Dreier has been confined in his penthouse since his release on bail in February in February. His whereabouts have been monitored 24 hours a day by armed guards.
The government countered that Dreier no longer has a constitutional right to bail. However, Rakoff said that if Dreier has a "statutory right to get bail, he should get bail," regardless of how it may appear to anyone in the world, including the media.
Sheila Gowan, the trustee for the Chapter 11 bankruptcy proceeding against Dreier LLP filed on Dec. 16, told the judge she expected to interview Dreier approximately two more times and suggested the meetings could more effectively occur in his apartment.

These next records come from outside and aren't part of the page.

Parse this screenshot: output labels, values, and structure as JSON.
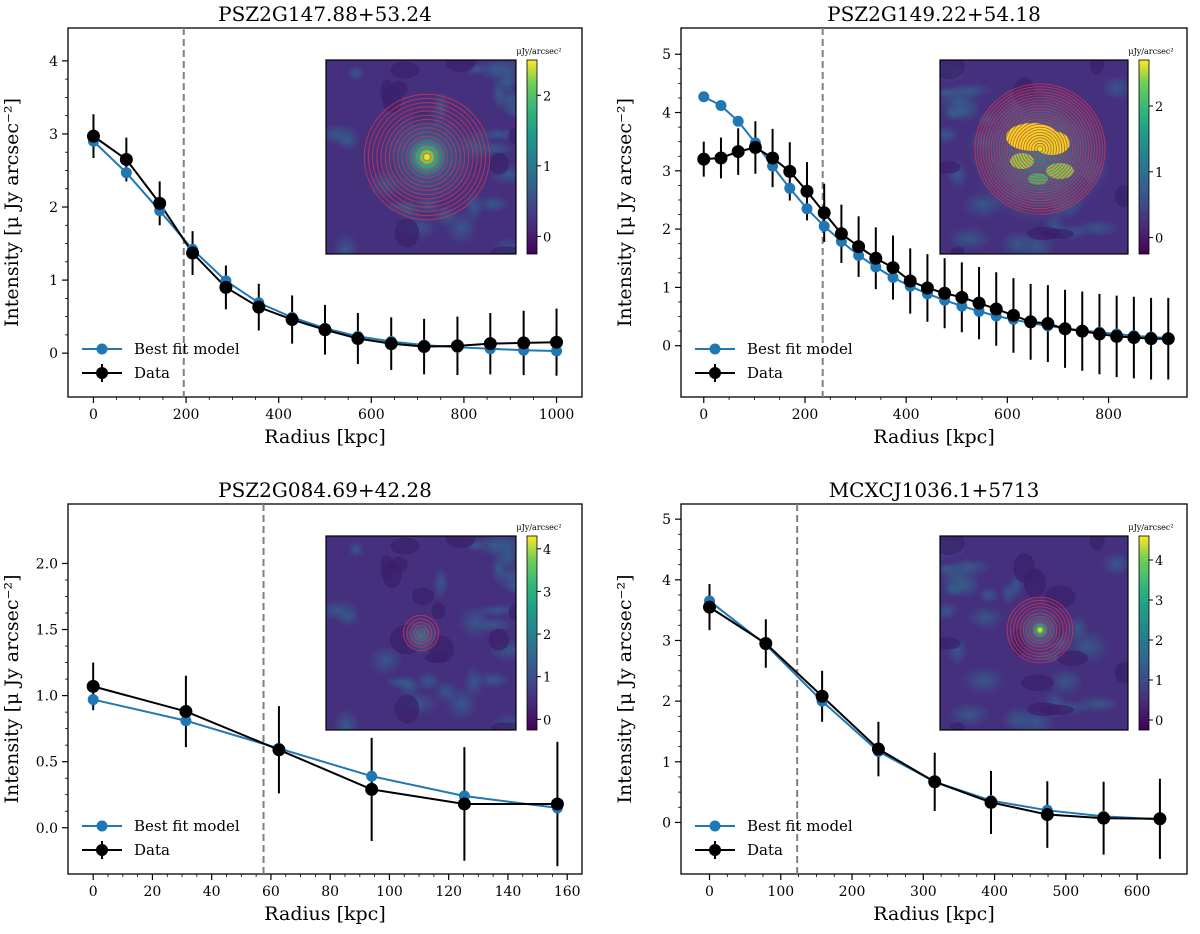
{
  "colors": {
    "model": "#1f77b4",
    "data": "#000000",
    "vline": "#808080",
    "rings": "#e03050"
  },
  "chart_data": [
    {
      "type": "line",
      "title": "PSZ2G147.88+53.24",
      "xlabel": "Radius [kpc]",
      "ylabel": "Intensity [μ Jy arcsec⁻²]",
      "xlim": [
        -55,
        1055
      ],
      "ylim": [
        -0.6,
        4.45
      ],
      "xticks": [
        0,
        200,
        400,
        600,
        800,
        1000
      ],
      "yticks": [
        0,
        1,
        2,
        3,
        4
      ],
      "vline": 195,
      "legend": [
        "Best fit model",
        "Data"
      ],
      "legend_position": "lower-left",
      "inset": {
        "colorbar_label": "μJy/arcsec²",
        "colorbar_max": 2.5,
        "colorbar_ticks": [
          0,
          1,
          2
        ],
        "map": "compact",
        "rings": 15
      },
      "series": [
        {
          "name": "Best fit model",
          "x": [
            0,
            71,
            143,
            214,
            286,
            357,
            429,
            500,
            571,
            643,
            714,
            786,
            857,
            929,
            1000
          ],
          "values": [
            2.9,
            2.47,
            1.95,
            1.42,
            0.99,
            0.69,
            0.49,
            0.34,
            0.23,
            0.16,
            0.11,
            0.08,
            0.06,
            0.04,
            0.03
          ]
        },
        {
          "name": "Data",
          "x": [
            0,
            71,
            143,
            214,
            286,
            357,
            429,
            500,
            571,
            643,
            714,
            786,
            857,
            929,
            1000
          ],
          "values": [
            2.97,
            2.65,
            2.05,
            1.37,
            0.9,
            0.63,
            0.46,
            0.32,
            0.2,
            0.13,
            0.09,
            0.1,
            0.13,
            0.14,
            0.15
          ],
          "errors": [
            0.3,
            0.3,
            0.3,
            0.3,
            0.3,
            0.32,
            0.33,
            0.34,
            0.35,
            0.36,
            0.38,
            0.4,
            0.42,
            0.44,
            0.46
          ]
        }
      ]
    },
    {
      "type": "line",
      "title": "PSZ2G149.22+54.18",
      "xlabel": "Radius [kpc]",
      "ylabel": "Intensity [μ Jy arcsec⁻²]",
      "xlim": [
        -45,
        955
      ],
      "ylim": [
        -0.88,
        5.45
      ],
      "xticks": [
        0,
        200,
        400,
        600,
        800
      ],
      "yticks": [
        0,
        1,
        2,
        3,
        4,
        5
      ],
      "vline": 235,
      "legend": [
        "Best fit model",
        "Data"
      ],
      "legend_position": "lower-left",
      "inset": {
        "colorbar_label": "μJy/arcsec²",
        "colorbar_max": 2.7,
        "colorbar_ticks": [
          0,
          1,
          2
        ],
        "map": "extended",
        "rings": 24
      },
      "series": [
        {
          "name": "Best fit model",
          "x": [
            0,
            34,
            68,
            102,
            136,
            170,
            204,
            238,
            272,
            306,
            340,
            374,
            408,
            442,
            476,
            510,
            544,
            578,
            612,
            646,
            680,
            714,
            748,
            782,
            816,
            850,
            884,
            918
          ],
          "values": [
            4.27,
            4.12,
            3.85,
            3.48,
            3.08,
            2.7,
            2.35,
            2.05,
            1.79,
            1.55,
            1.35,
            1.17,
            1.02,
            0.89,
            0.78,
            0.68,
            0.59,
            0.51,
            0.45,
            0.39,
            0.34,
            0.3,
            0.26,
            0.23,
            0.2,
            0.17,
            0.15,
            0.13
          ]
        },
        {
          "name": "Data",
          "x": [
            0,
            34,
            68,
            102,
            136,
            170,
            204,
            238,
            272,
            306,
            340,
            374,
            408,
            442,
            476,
            510,
            544,
            578,
            612,
            646,
            680,
            714,
            748,
            782,
            816,
            850,
            884,
            918
          ],
          "values": [
            3.2,
            3.22,
            3.33,
            3.4,
            3.22,
            2.99,
            2.65,
            2.28,
            1.92,
            1.7,
            1.5,
            1.34,
            1.11,
            0.99,
            0.9,
            0.83,
            0.73,
            0.63,
            0.52,
            0.41,
            0.38,
            0.29,
            0.25,
            0.2,
            0.16,
            0.14,
            0.12,
            0.12
          ],
          "errors": [
            0.3,
            0.35,
            0.4,
            0.45,
            0.5,
            0.5,
            0.5,
            0.5,
            0.5,
            0.52,
            0.53,
            0.55,
            0.56,
            0.58,
            0.6,
            0.6,
            0.62,
            0.63,
            0.64,
            0.65,
            0.66,
            0.67,
            0.68,
            0.69,
            0.7,
            0.7,
            0.7,
            0.7
          ]
        }
      ]
    },
    {
      "type": "line",
      "title": "PSZ2G084.69+42.28",
      "xlabel": "Radius [kpc]",
      "ylabel": "Intensity [μ Jy arcsec⁻²]",
      "xlim": [
        -8.5,
        165
      ],
      "ylim": [
        -0.35,
        2.45
      ],
      "xticks": [
        0,
        20,
        40,
        60,
        80,
        100,
        120,
        140,
        160
      ],
      "yticks": [
        0.0,
        0.5,
        1.0,
        1.5,
        2.0
      ],
      "ytick_decimals": 1,
      "vline": 57.5,
      "legend": [
        "Best fit model",
        "Data"
      ],
      "legend_position": "lower-left",
      "inset": {
        "colorbar_label": "μJy/arcsec²",
        "colorbar_max": 4.3,
        "colorbar_ticks": [
          0,
          1,
          2,
          3,
          4
        ],
        "map": "faint",
        "rings": 5
      },
      "series": [
        {
          "name": "Best fit model",
          "x": [
            0,
            31.3,
            62.7,
            94,
            125.3,
            156.7
          ],
          "values": [
            0.97,
            0.81,
            0.6,
            0.39,
            0.24,
            0.15
          ]
        },
        {
          "name": "Data",
          "x": [
            0,
            31.3,
            62.7,
            94,
            125.3,
            156.7
          ],
          "values": [
            1.07,
            0.88,
            0.59,
            0.29,
            0.18,
            0.18
          ],
          "errors": [
            0.18,
            0.27,
            0.33,
            0.39,
            0.43,
            0.47
          ]
        }
      ]
    },
    {
      "type": "line",
      "title": "MCXCJ1036.1+5713",
      "xlabel": "Radius [kpc]",
      "ylabel": "Intensity [μ Jy arcsec⁻²]",
      "xlim": [
        -40,
        670
      ],
      "ylim": [
        -0.85,
        5.25
      ],
      "xticks": [
        0,
        100,
        200,
        300,
        400,
        500,
        600
      ],
      "yticks": [
        0,
        1,
        2,
        3,
        4,
        5
      ],
      "vline": 123,
      "legend": [
        "Best fit model",
        "Data"
      ],
      "legend_position": "lower-left",
      "inset": {
        "colorbar_label": "μJy/arcsec²",
        "colorbar_max": 4.6,
        "colorbar_ticks": [
          0,
          1,
          2,
          3,
          4
        ],
        "map": "compact-small",
        "rings": 10
      },
      "series": [
        {
          "name": "Best fit model",
          "x": [
            0,
            79,
            158,
            237,
            316,
            395,
            474,
            553,
            632
          ],
          "values": [
            3.65,
            2.93,
            2.0,
            1.17,
            0.67,
            0.36,
            0.2,
            0.1,
            0.05
          ]
        },
        {
          "name": "Data",
          "x": [
            0,
            79,
            158,
            237,
            316,
            395,
            474,
            553,
            632
          ],
          "values": [
            3.55,
            2.95,
            2.08,
            1.21,
            0.67,
            0.33,
            0.13,
            0.07,
            0.06
          ],
          "errors": [
            0.38,
            0.4,
            0.42,
            0.45,
            0.48,
            0.52,
            0.55,
            0.6,
            0.66
          ]
        }
      ]
    }
  ]
}
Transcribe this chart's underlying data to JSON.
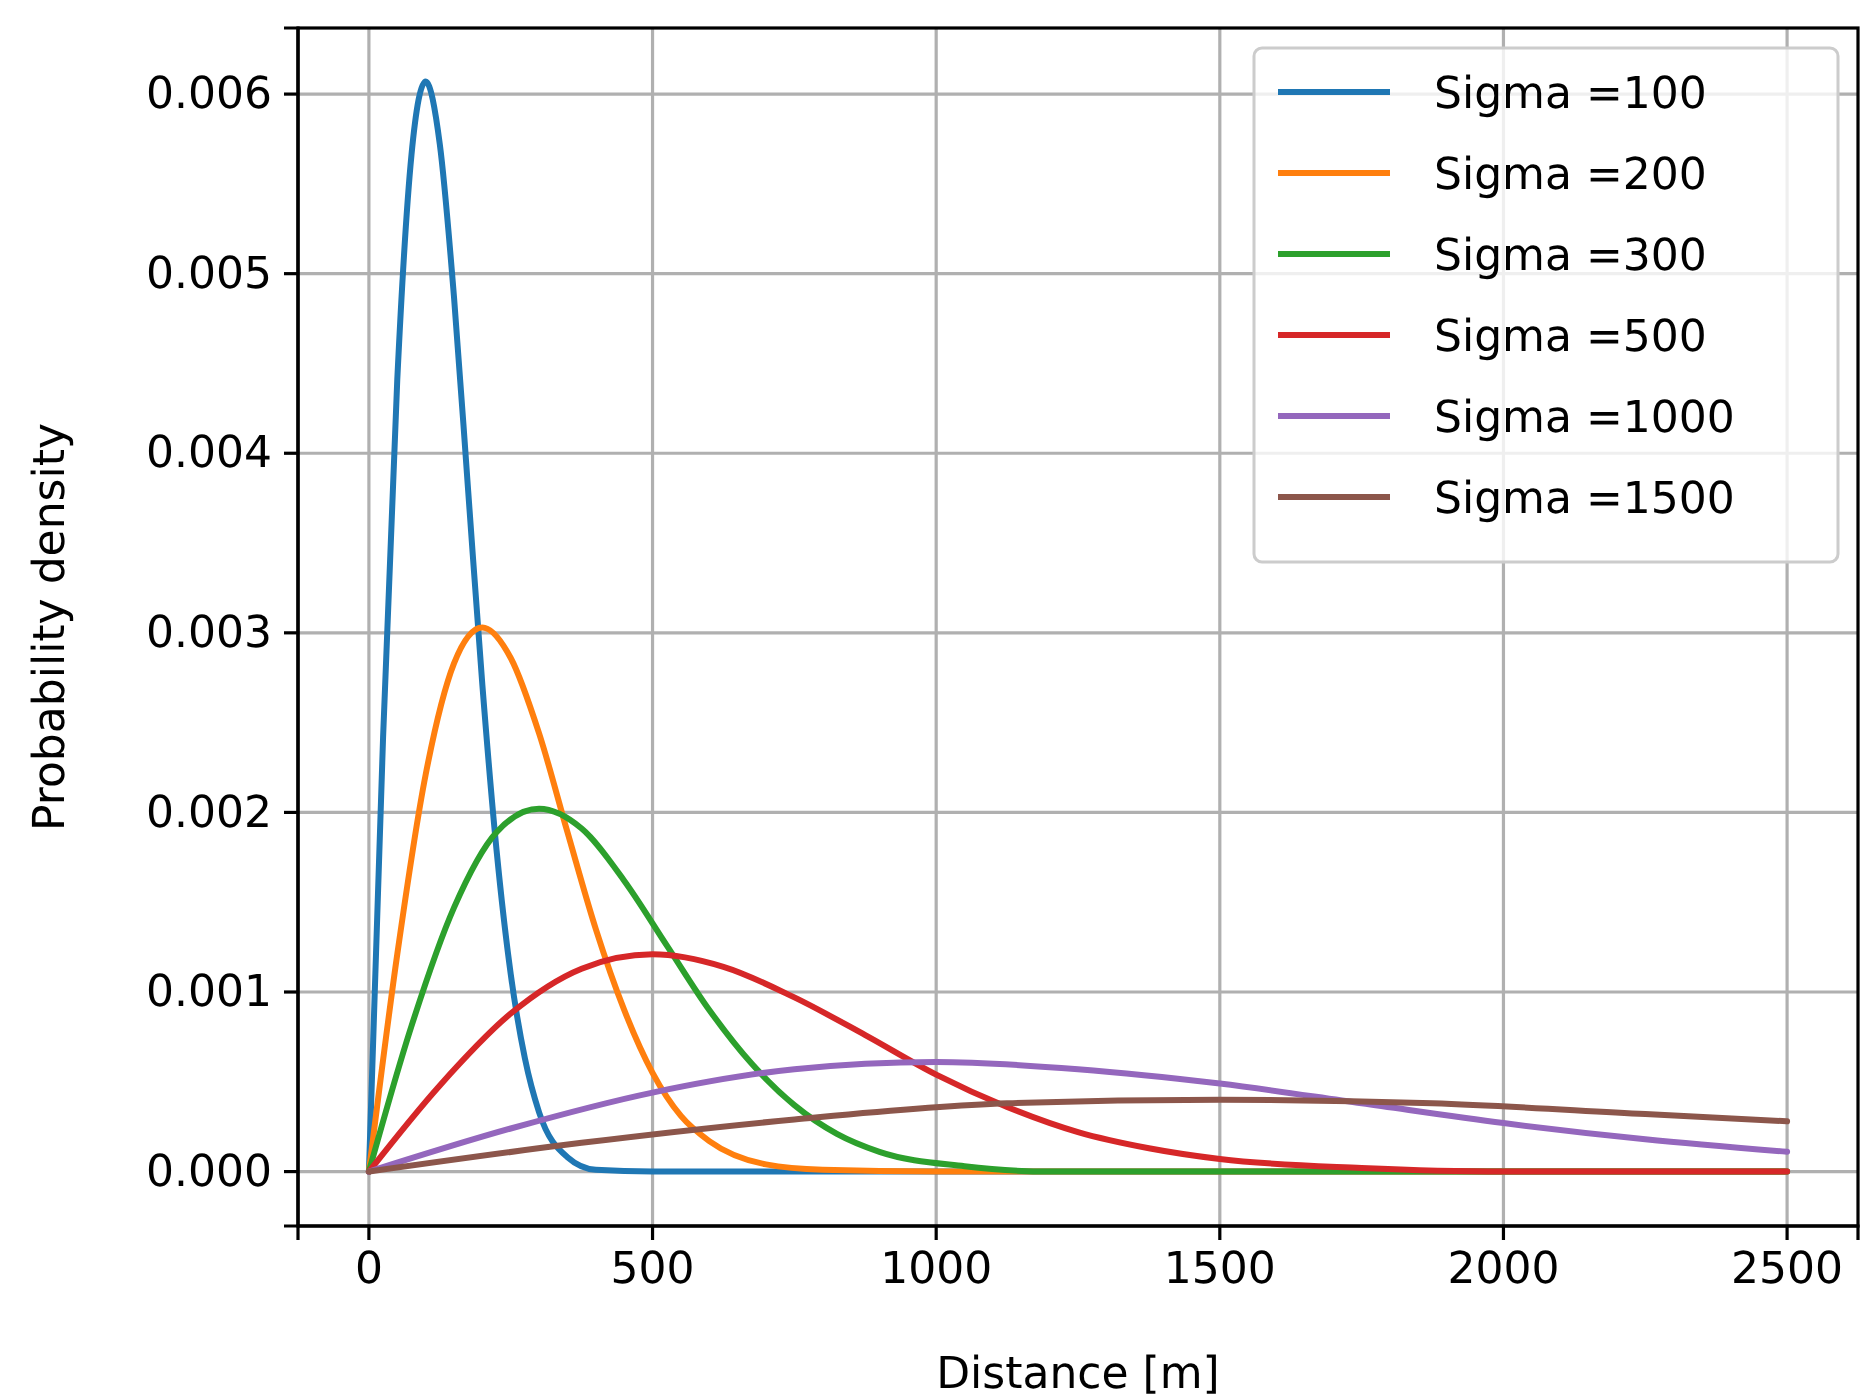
{
  "chart_data": {
    "type": "line",
    "xlabel": "Distance [m]",
    "ylabel": "Probability density",
    "xlim": [
      -125,
      2625
    ],
    "ylim": [
      -0.000303,
      0.006368
    ],
    "xticks": [
      0,
      500,
      1000,
      1500,
      2000,
      2500
    ],
    "yticks": [
      {
        "value": 0,
        "label": "0.000"
      },
      {
        "value": 0.001,
        "label": "0.001"
      },
      {
        "value": 0.002,
        "label": "0.002"
      },
      {
        "value": 0.003,
        "label": "0.003"
      },
      {
        "value": 0.004,
        "label": "0.004"
      },
      {
        "value": 0.005,
        "label": "0.005"
      },
      {
        "value": 0.006,
        "label": "0.006"
      }
    ],
    "grid": true,
    "legend": "top right",
    "line_style": "solid",
    "marker": "none",
    "series": [
      {
        "name": "Sigma =100",
        "color": "#1f77b4",
        "x": [
          0,
          25,
          50,
          75,
          100,
          125,
          150,
          175,
          200,
          225,
          250,
          275,
          300,
          350,
          400,
          500,
          2500
        ],
        "values": [
          0,
          0.00242,
          0.00441,
          0.00566,
          0.00607,
          0.00572,
          0.00487,
          0.00379,
          0.00271,
          0.00179,
          0.0011,
          0.00063,
          0.00033,
          8e-05,
          1e-05,
          0,
          0
        ]
      },
      {
        "name": "Sigma =200",
        "color": "#ff7f0e",
        "x": [
          0,
          50,
          100,
          150,
          200,
          250,
          300,
          350,
          400,
          450,
          500,
          550,
          600,
          700,
          800,
          1000,
          2500
        ],
        "values": [
          0,
          0.00121,
          0.00221,
          0.00283,
          0.00303,
          0.00286,
          0.00244,
          0.00189,
          0.00135,
          0.0009,
          0.00055,
          0.00031,
          0.00017,
          4e-05,
          1e-05,
          0,
          0
        ]
      },
      {
        "name": "Sigma =300",
        "color": "#2ca02c",
        "x": [
          0,
          75,
          150,
          225,
          300,
          375,
          450,
          525,
          600,
          675,
          750,
          825,
          900,
          1050,
          1200,
          1500,
          2500
        ],
        "values": [
          0,
          0.00081,
          0.00147,
          0.00189,
          0.00202,
          0.00191,
          0.00162,
          0.00126,
          0.0009,
          0.0006,
          0.00037,
          0.00021,
          0.00011,
          3e-05,
          0,
          0,
          0
        ]
      },
      {
        "name": "Sigma =500",
        "color": "#d62728",
        "x": [
          0,
          125,
          250,
          375,
          500,
          625,
          750,
          875,
          1000,
          1125,
          1250,
          1375,
          1500,
          1750,
          2000,
          2500
        ],
        "values": [
          0,
          0.00048,
          0.00088,
          0.00113,
          0.00121,
          0.00114,
          0.00097,
          0.00076,
          0.00054,
          0.00036,
          0.00022,
          0.00013,
          7e-05,
          2e-05,
          0,
          0
        ]
      },
      {
        "name": "Sigma =1000",
        "color": "#9467bd",
        "x": [
          0,
          250,
          500,
          750,
          1000,
          1250,
          1500,
          1750,
          2000,
          2250,
          2500
        ],
        "values": [
          0,
          0.00024,
          0.00044,
          0.00057,
          0.00061,
          0.00057,
          0.00049,
          0.00038,
          0.00027,
          0.00018,
          0.00011
        ]
      },
      {
        "name": "Sigma =1500",
        "color": "#8c564b",
        "x": [
          0,
          375,
          750,
          1125,
          1500,
          1875,
          2250,
          2500
        ],
        "values": [
          0,
          0.00016,
          0.00029,
          0.00038,
          0.0004,
          0.00038,
          0.00032,
          0.00028
        ]
      }
    ]
  }
}
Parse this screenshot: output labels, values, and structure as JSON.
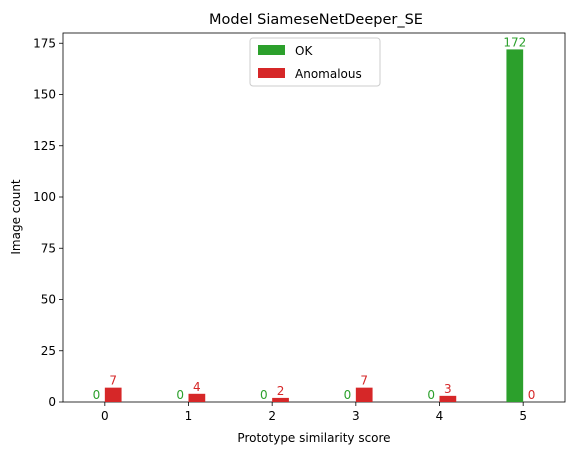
{
  "chart_data": {
    "type": "bar",
    "title": "Model SiameseNetDeeper_SE",
    "xlabel": "Prototype similarity score",
    "ylabel": "Image count",
    "categories": [
      "0",
      "1",
      "2",
      "3",
      "4",
      "5"
    ],
    "series": [
      {
        "name": "OK",
        "color": "#2ca02c",
        "values": [
          0,
          0,
          0,
          0,
          0,
          172
        ]
      },
      {
        "name": "Anomalous",
        "color": "#d62728",
        "values": [
          7,
          4,
          2,
          7,
          3,
          0
        ]
      }
    ],
    "ylim": [
      0,
      180
    ],
    "yticks": [
      0,
      25,
      50,
      75,
      100,
      125,
      150,
      175
    ],
    "xlim": [
      -0.5,
      5.5
    ],
    "legend_position": "upper-center",
    "grid": false
  }
}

She also said Dreier did not believe he could be "clear and lucid" if a May 18 deposition scheduled in a fee dispute involving his former firm occurred in the correctional center's special housing unit.
Salvatore LaMonica, the trustee in Dreier's personal bankruptcy, also said he would prefer to continue to meet with Dreier in his apartment. But he conceded that the unit could be sold more easily if it were empty.
Authorities accused Dreier of receiving $670 million between 2004 and 2008 from the sale of the fictitious securities; they are seeking the restitution of the proceeds.
They say Dreier spent much of it on a lavish lifestyle, including $39 million in artwork, beachfront homes on both coasts and an $18.5 million yacht, "Lady Seascape."
During the hearing, Streeter said Dreier held parties in which he invited celebrities and attempted to pitch the notes. Dreier also approached lawyers he knew in New York and asked them to solicit their clients to buy the notes, Streeter said.
A court-appointed receiver has said $100 million in assets have been identified that can be pursued on behalf of victims who lost more than $400 million.
Dreier also is facing civil charges by the U.S. Securities and Exchange Commission, filed in December.